Rabbinic law designates the offspring of mixed marriages as gentile or Jew based on the mother, a matrilineal principle that contrasts with the patrilineal kinship patterns typical of rabbinic society. The study investigates why rabbis adopted this matrilineal principle for determining offspring status in mixed marriages.

Abstract

According to rabbinic law, from the second century to the present, the offspring of a gentile mother and a Jewish father is a gentile, while the offspring of a Jewish mother and a gentile father is a Jew (albeit, according to the Mishnah, a mamzer , a Jew of impaired status). Each of these two rulings has its own history, as I shall show below, but it is convenient to group them together under the general heading of the “matrilineal principle.” Anthropologists and sociologists use the term matrilineal to describe societies in which kinship is determined through the females and not the males.

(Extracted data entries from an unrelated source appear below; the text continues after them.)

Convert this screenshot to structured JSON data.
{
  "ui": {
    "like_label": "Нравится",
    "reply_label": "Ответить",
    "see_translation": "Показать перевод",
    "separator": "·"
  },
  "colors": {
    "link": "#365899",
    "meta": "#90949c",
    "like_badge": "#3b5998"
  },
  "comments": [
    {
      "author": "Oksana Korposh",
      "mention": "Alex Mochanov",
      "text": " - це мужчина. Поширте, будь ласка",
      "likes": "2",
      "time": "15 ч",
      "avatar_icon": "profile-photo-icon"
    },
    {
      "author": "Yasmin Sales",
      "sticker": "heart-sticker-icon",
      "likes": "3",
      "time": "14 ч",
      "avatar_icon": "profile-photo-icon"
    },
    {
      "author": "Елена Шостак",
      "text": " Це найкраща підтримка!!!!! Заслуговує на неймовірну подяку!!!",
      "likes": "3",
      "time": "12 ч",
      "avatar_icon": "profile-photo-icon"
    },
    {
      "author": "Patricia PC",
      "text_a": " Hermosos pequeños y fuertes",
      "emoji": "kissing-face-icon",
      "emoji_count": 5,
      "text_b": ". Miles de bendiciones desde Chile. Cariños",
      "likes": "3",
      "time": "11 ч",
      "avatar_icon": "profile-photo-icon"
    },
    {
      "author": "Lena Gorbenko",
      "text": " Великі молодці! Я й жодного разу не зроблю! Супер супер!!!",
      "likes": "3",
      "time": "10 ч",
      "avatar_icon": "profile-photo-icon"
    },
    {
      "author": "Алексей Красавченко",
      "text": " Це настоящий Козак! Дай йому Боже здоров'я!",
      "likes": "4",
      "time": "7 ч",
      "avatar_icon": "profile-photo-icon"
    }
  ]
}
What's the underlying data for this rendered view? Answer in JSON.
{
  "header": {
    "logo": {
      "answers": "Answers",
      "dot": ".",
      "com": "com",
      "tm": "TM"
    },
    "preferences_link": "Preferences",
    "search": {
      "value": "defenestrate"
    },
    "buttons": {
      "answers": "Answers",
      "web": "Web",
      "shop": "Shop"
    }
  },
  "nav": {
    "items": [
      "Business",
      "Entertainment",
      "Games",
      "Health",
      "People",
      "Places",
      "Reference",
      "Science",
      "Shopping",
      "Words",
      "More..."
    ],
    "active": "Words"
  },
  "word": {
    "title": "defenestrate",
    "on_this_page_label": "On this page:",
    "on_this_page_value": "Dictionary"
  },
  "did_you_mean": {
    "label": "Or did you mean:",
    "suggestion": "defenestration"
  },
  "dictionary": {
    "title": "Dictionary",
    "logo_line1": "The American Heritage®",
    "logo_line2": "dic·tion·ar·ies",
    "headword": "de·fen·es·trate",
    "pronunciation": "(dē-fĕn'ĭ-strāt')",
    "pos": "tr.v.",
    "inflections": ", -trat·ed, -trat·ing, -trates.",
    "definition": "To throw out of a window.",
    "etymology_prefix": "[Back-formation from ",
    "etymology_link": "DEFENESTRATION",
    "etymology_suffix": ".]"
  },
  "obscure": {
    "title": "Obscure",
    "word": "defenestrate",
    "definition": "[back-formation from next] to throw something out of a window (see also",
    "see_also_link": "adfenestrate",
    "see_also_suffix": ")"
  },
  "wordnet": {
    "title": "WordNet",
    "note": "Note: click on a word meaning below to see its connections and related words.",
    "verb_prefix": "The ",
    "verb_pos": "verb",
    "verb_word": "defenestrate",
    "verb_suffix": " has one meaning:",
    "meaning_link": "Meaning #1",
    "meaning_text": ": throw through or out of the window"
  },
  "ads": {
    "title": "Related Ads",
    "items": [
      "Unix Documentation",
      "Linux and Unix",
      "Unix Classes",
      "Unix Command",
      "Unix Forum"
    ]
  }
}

Such societies once existed in ancient Egypt and Mesopotamia, and can still be found in parts of Africa, India, and Polynesia. Although rabbinic society and family law have not yet been studied in the light of modern anthropological and sociological theories, it seems clear that the kinship patterns which characterize matrilineal societies are thoroughly foreign to rabbinic society. With only a few exceptions, rabbinic family law is patrilineal. Status, kinship, and succession are determined through the father. “The family of the father is considered family, the family of the mother is not considered family,” B. Bava Batra 109b.) Why, then, did the rabbis adopt a matrilineal principle for the determination of the status of the offspring of mixed marriages?